Carlos Brathwaite and Jason Holder then came up with sprightly cameos to take West Indies to within 24 of Sri Lanka’s 330 for 7.
Then, in a mirror image of Saturday’s collapse that resulted in a tie, West Indies stumbled, this time to a one-run loss triggered by panic and poor shot selection.
The result meant Sri Lanka were assured of a berth in Sunday’s final, while West Indies and Zimbabwe will play a virtual semi-final on Friday to earn the right to meet Sri Lanka at the same venue. A tie or no-result would knock Zimbabwe out and ensure West Indies’ qualification.
West Indies were in control until the last five overs of their chase. Carlos Brathwaite and Holder put together 45 for the seventh wicket, before Nuwan Kulasekara delivered an inswinging yorker that beat Brathwaite and hit middle stump. Suranga Lakmal then took over, bowling full and taking out Ashley Nurse in the next over. Suddenly, West Indies, who were cruising for most parts of the chase, needed 19 off 10 balls.
It eventually boiled down to the final over, bowled by Nuwan Pradeep, with West Indies needing 10. After a single and a dot off the first two balls, Sulieman Benn muscled the third over deep midwicket to spark excitement in the West Indies camp. With three needed off three, Lakmal speared another yorker, before Benn holed out to sweeper cover, leaving Holder to score three off the final delivery.

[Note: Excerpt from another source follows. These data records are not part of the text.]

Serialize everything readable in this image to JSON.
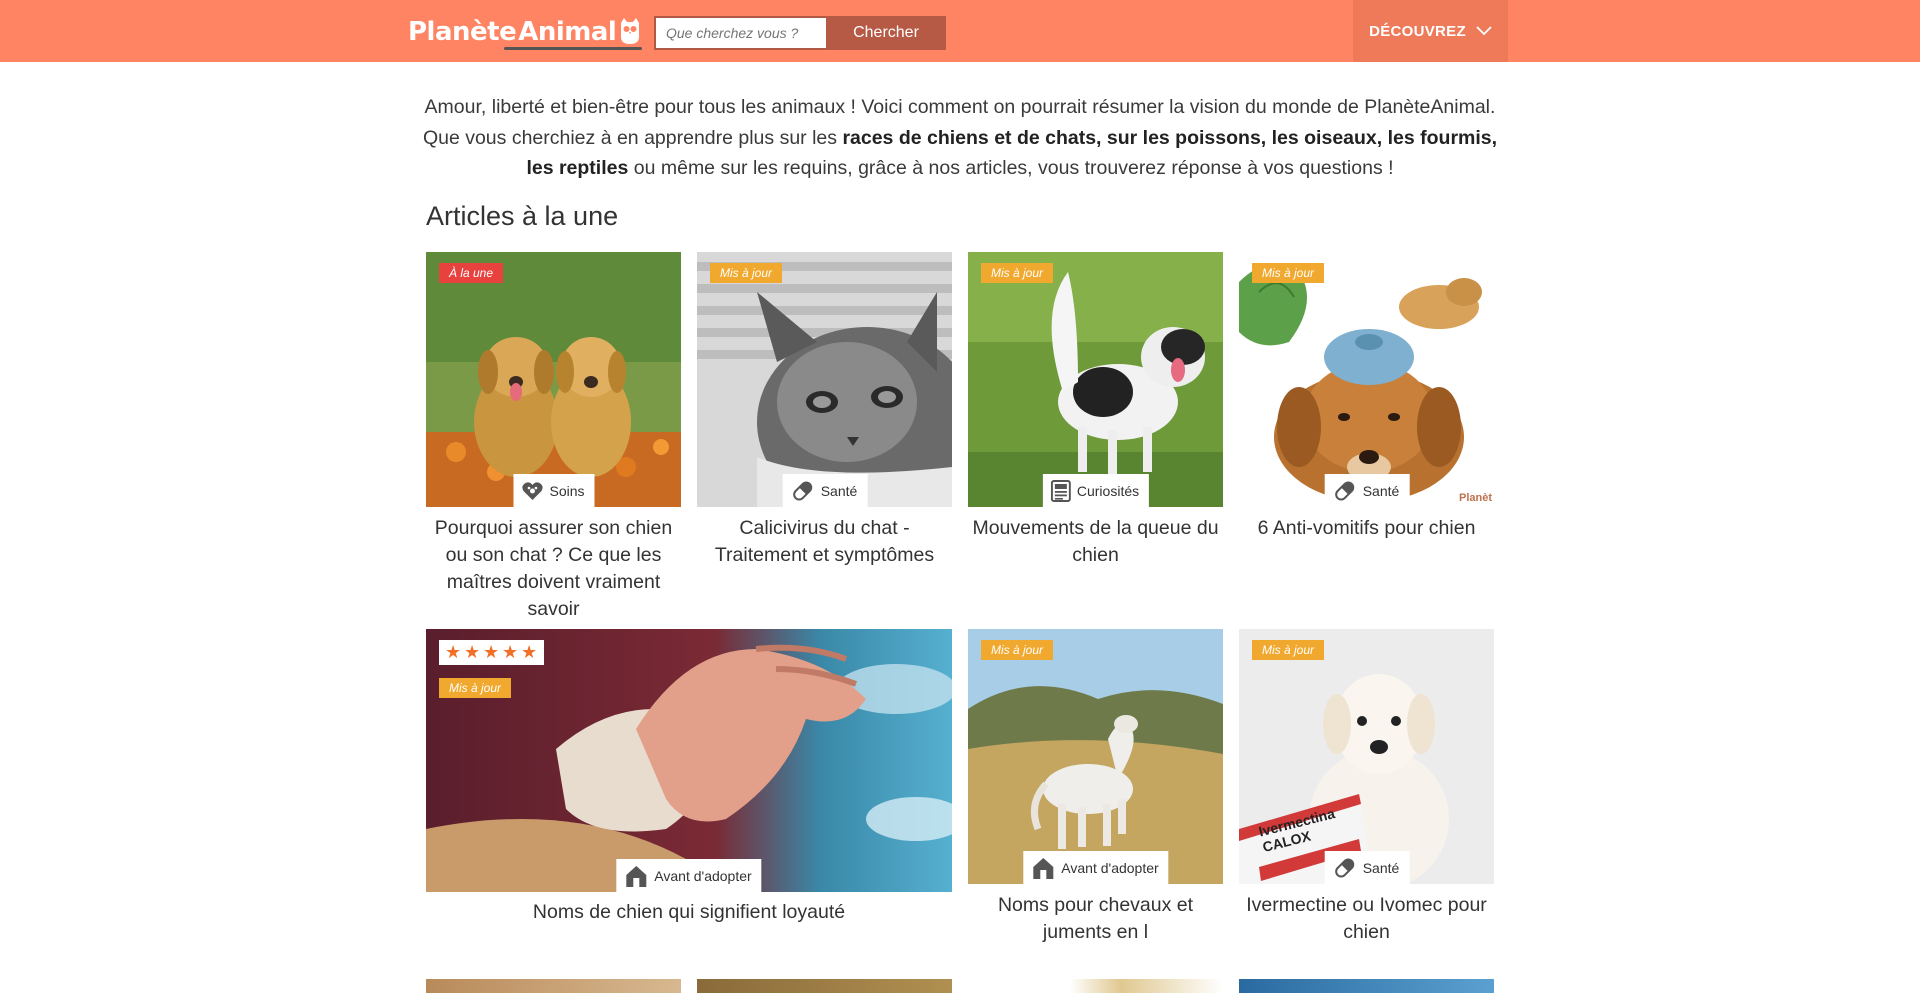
{
  "header": {
    "logo_part1": "Planète",
    "logo_part2": "Animal",
    "search_placeholder": "Que cherchez vous ?",
    "search_button": "Chercher",
    "discover_label": "DÉCOUVREZ",
    "bar_color": "#fe8463"
  },
  "intro": {
    "part1": "Amour, liberté et bien-être pour tous les animaux ! Voici comment on pourrait résumer la vision du monde de PlanèteAnimal. Que vous cherchiez à en apprendre plus sur les ",
    "bold": "races de chiens et de chats, sur les poissons, les oiseaux, les fourmis, les reptiles",
    "part2": " ou même sur les requins, grâce à nos articles, vous trouverez réponse à vos questions !"
  },
  "section_title": "Articles à la une",
  "articles": [
    {
      "badge": "À la une",
      "category": "Soins",
      "category_icon": "heart-paw-icon",
      "title": "Pourquoi assurer son chien ou son chat ? Ce que les maîtres doivent vraiment savoir"
    },
    {
      "badge": "Mis à jour",
      "category": "Santé",
      "category_icon": "pill-icon",
      "title": "Calicivirus du chat - Traitement et symptômes"
    },
    {
      "badge": "Mis à jour",
      "category": "Curiosités",
      "category_icon": "newspaper-icon",
      "title": "Mouvements de la queue du chien"
    },
    {
      "badge": "Mis à jour",
      "category": "Santé",
      "category_icon": "pill-icon",
      "title": "6 Anti-vomitifs pour chien",
      "watermark": "Planèt"
    },
    {
      "badge": "Mis à jour",
      "rating": 5,
      "category": "Avant d'adopter",
      "category_icon": "house-icon",
      "title": "Noms de chien qui signifient loyauté"
    },
    {
      "badge": "Mis à jour",
      "category": "Avant d'adopter",
      "category_icon": "house-icon",
      "title": "Noms pour chevaux et juments en l"
    },
    {
      "badge": "Mis à jour",
      "category": "Santé",
      "category_icon": "pill-icon",
      "title": "Ivermectine ou Ivomec pour chien",
      "product_text": "Ivermectina CALOX"
    }
  ]
}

Pradeep bowled another one into the blockhole, with Holder only managing to squeeze it to cover for a single as Sri Lanka pulled off a heist.
That meant Lewis’ 148, which contained 15 fours and four sixes, went in vain. His enterprise ensured West Indies rode the mini-wobbles and stood abreast with the asking rate for most parts of the chase. Then with the equation back into familiar territory – 154 off the last 20 overs with seven wickets in hand – he slowed down just a bit before recovering from a bout of cramps for one final hurrah.
Brute force was just one element of his knock. It was the other element – luck – that had played an equal part in West Indies’ chase. He was first put down on 26 by Kusal Mendis at backward point off Lakmal. Pradeep then reprieved him on 41 at mid-on. Then on 53, a close lbw shout went Lewis’ way. Given out, he reviewed the decision only for the third umpire to find the ball had pitched fractionally outside leg stump.
That wasn’t it. He survived a run-out chance on 114 when Niroshan Dickwella dislodged the bails before he could collect the ball cleanly. He continued to swing his way to make 148 before being stranded mid-pitch courtesy a mix-up with his captain Holder, with West Indies slipping to 262 for 6, needing 69 off 57 balls.
Sri Lanka’s fielding nightmare extended to the end overs, with Upul Tharanga dropping a skier at mid-on to reprieve Carlos Brathwaite on 3. Sri Lanka’s fast bowlers, however, hit the blockhole with regularity in the end overs to bail the side out.
That the bowlers had as many to defend was courtesy enterprising 94s from Kusal Mendis and Dickwella that contributed to Sri Lanka’s highest ODI score against West Indies. They lost Kusal Perera, cleaned up by Shannon Gabriel in the third over, but quickly got back on track courtesy Dhananjaya de Silva’s exuberant 58. At one stage, Dhananjaya and Dickwella matched each other stroke-for-stroke; the shot of the innings being Dickwella’s adventurous ‘Dilscoop’ off Carlos Brathwaite.
Dropped on 39 when Shai Hope put down a tough chance behind the stumps, Dickwella made them pay as he stitched together a 107-run stand with Kusal Mendis, who gradually switched gears. The hallmark of Kusal’s effort against spin was in sharp contrast to his measured approach against the fast bowlers – Gabriel constantly clocked average speeds of 145kph in a lively opening spell despite battling through a hamstring niggle – on a grassy surface that was half as menacing as it looked.
Getting outside the line of the stumps, the sweep and the pull was his preferred mode of operation as he peppered the leg-side boundaries with five sixes. He fell six short of a maiden ODI century while trying to play a late dab, before Tharanga, the stand-in captain, and Pathirana then lent the finishing touches with cameos which made a difference in the end.